Baioumy v Wendt [2017] QDC 55

Morzone QC DCJ

In facts that were unusual, to say the least, the plaintiff alleged suffering personal injuries and being falsely imprisoned on a fishing vessel at sea for several days. The plaintiff alleged he was detained on the vessel as part of a plan to enable a child recover operation by the plaintiff’s former wife of their child in Egypt.

The plaintiff sought to leave to proceed despite failing to comply with pre-court procedures as required by the Personal Injuries Proceedings Act 2002 (Qld) (the “PIPA”). The plaintiff commenced court proceedings first and within time, but then only served the PIPA Notice of Claim one month after the expiration of the limitation period. This only came about after the defendant’s lawyer brought to the plaintiff’s lawyer’s attention the requirements of the pre-court proceedings under PIPA.

The defendant sought by cross application summary judgement under rule 293 of the Uniform Civil Procedure Rules 1999 (Qld).

Statutory framework

Section 9 of the PIPA provides that:

(1) Before starting a proceeding in a court based on a claim, a claimant must give written notice of the claim, in the approved form, to the person against whom the proceeding is proposed to be started.

(3) Part 1 of the notice must be given within the period ending on the earlier of the following days— 

(a)  the day 9 months after the day the incident giving rise to the personal injury happened or, if symptoms of the injury are not immediately apparent, the first appearance of symptoms of the injury;

(b)  the day 1 month after the day the claimant first instructs a law practice to act on the person’s behalf in seeking damages for the personal injury and the person against whom the proceeding is proposed to be started is identified.

The plaintiff relied on s 18(1)(c) to proceed with the claim. That section relevantly provides:

18 Claimant’s failure to give part 1 of a notice of a claim 

(c) the court, on application by the claimant— 


(ii) authorises the claimant to proceed further with the claim despite the noncompliance.

Consideration

Ultimately, his Honour allowed the plaintiff to proceed with the claim despite non-compliance with the PIPA.

In reaching this decision, Morzone QC DCJ relied on McKeekin J in Stanley-Clarke v Boyle [2012] QSC 196 to first determine whether the claim was justiciable. In Boyle, McKeekin J held:

[13] Proceedings commenced in breach of the provisions of this nature are not nullities… the legislation in question here gives the Court power to assist the applicant… PIPA gives no guidance as to the considerations that are relevant to the exercise of the discretion conferred. All that can be said is that plainly s 18(1)(c)(ii) requires that a discretion be exercised and of course it must be exercised judicially – the factors for and against balanced, and the decision made bearing in mind the purpose of the statute.

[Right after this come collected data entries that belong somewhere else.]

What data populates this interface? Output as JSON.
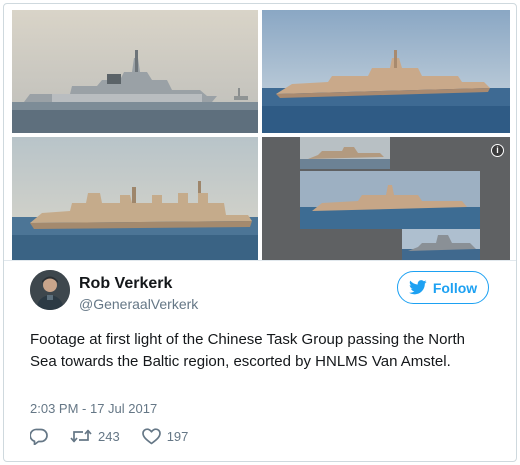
{
  "tweet": {
    "author_name": "Rob Verkerk",
    "author_handle": "@GeneraalVerkerk",
    "follow_label": "Follow",
    "text": "Footage at first light of the Chinese Task Group passing the North Sea towards the Baltic region, escorted by HNLMS Van Amstel.",
    "timestamp": "2:03 PM - 17 Jul 2017",
    "retweet_count": "243",
    "like_count": "197"
  },
  "icons": {
    "info": "info-icon",
    "follow": "twitter-bird-icon",
    "reply": "reply-icon",
    "retweet": "retweet-icon",
    "like": "heart-icon"
  },
  "colors": {
    "accent": "#1da1f2",
    "secondary_text": "#657786",
    "primary_text": "#14171a",
    "border": "#cfd9de"
  }
}
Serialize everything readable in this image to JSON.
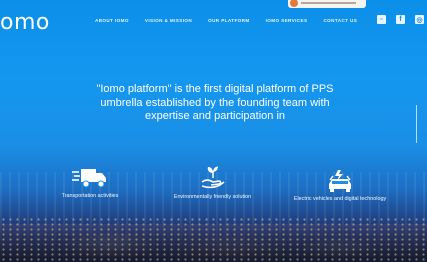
{
  "header": {
    "logo": "omo",
    "nav": [
      "ABOUT IOMO",
      "VISION & MISSION",
      "OUR PLATFORM",
      "IOMO SERVICES",
      "CONTACT US"
    ],
    "social_icons": [
      "square-icon",
      "facebook-icon",
      "instagram-icon"
    ]
  },
  "hero": {
    "headline": "\"Iomo platform\" is the first digital platform of PPS umbrella established by the founding team with expertise and participation in"
  },
  "features": [
    {
      "icon": "delivery-truck-icon",
      "label": "Transportation activities"
    },
    {
      "icon": "hand-plant-icon",
      "label": "Environmentally friendly solution"
    },
    {
      "icon": "electric-car-icon",
      "label": "Electric vehicles and digital technology"
    }
  ],
  "colors": {
    "accent": "#1497ef",
    "text": "#ffffff"
  }
}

After considering conflicting authorities and in exercising the discretion, his Honour found:

[41]  In my view the current state of the law is that non-compliance with the pre-litigation procedures of the PIPA does not inevitably render the proceeding not justiciable, void or a nullity. Instead, as in the circumstances of this case, the court is empowered to excuse non-compliance pursuant to s 18(1)(c) of the PIPA.

[45] … Despite being prompted by the defendant’s solicitor, the plaintiff’s solicitor still engaged in inordinate delay. This can be explained by the solicitors’ continuing tardiness, ignorance and referral to counsel.

[46] The plaintiff had no knowledge of, and did not contribute to, the failure to serve the notice. This and the subsequent delay ought not be visited upon the plaintiff/client. I accept the solicitor’s ignorant inaction as a reasonable explanation for the delay.

[48] The defendant argues that he will suffer prejudice if leave is granted pursuant to s18(1)(c)(ii) of the PIPA because it will eliminate the fatalness of the defence.  I disagree. In my view the plaintiff’s action was commenced within time by filing the claim and statement of claim on 12 February 2014, almost a year before the expiry of the limitation period.  Even though the notice of claim was served outside the limitation period such non-compliance did not have the effect of altering the limitation period, and the defence was never available.

As to the plaintiff’s prospects of success, his Honour found that emails between the defendant and the recovery agent tended to show that the defendant knew his role in detaining the plaintiff. As such, his Honour found that there were real prospects of success and the need for a trial.

His Honour allowed the plaintiff’s application and dismissed the defendant’s application for summary judgement.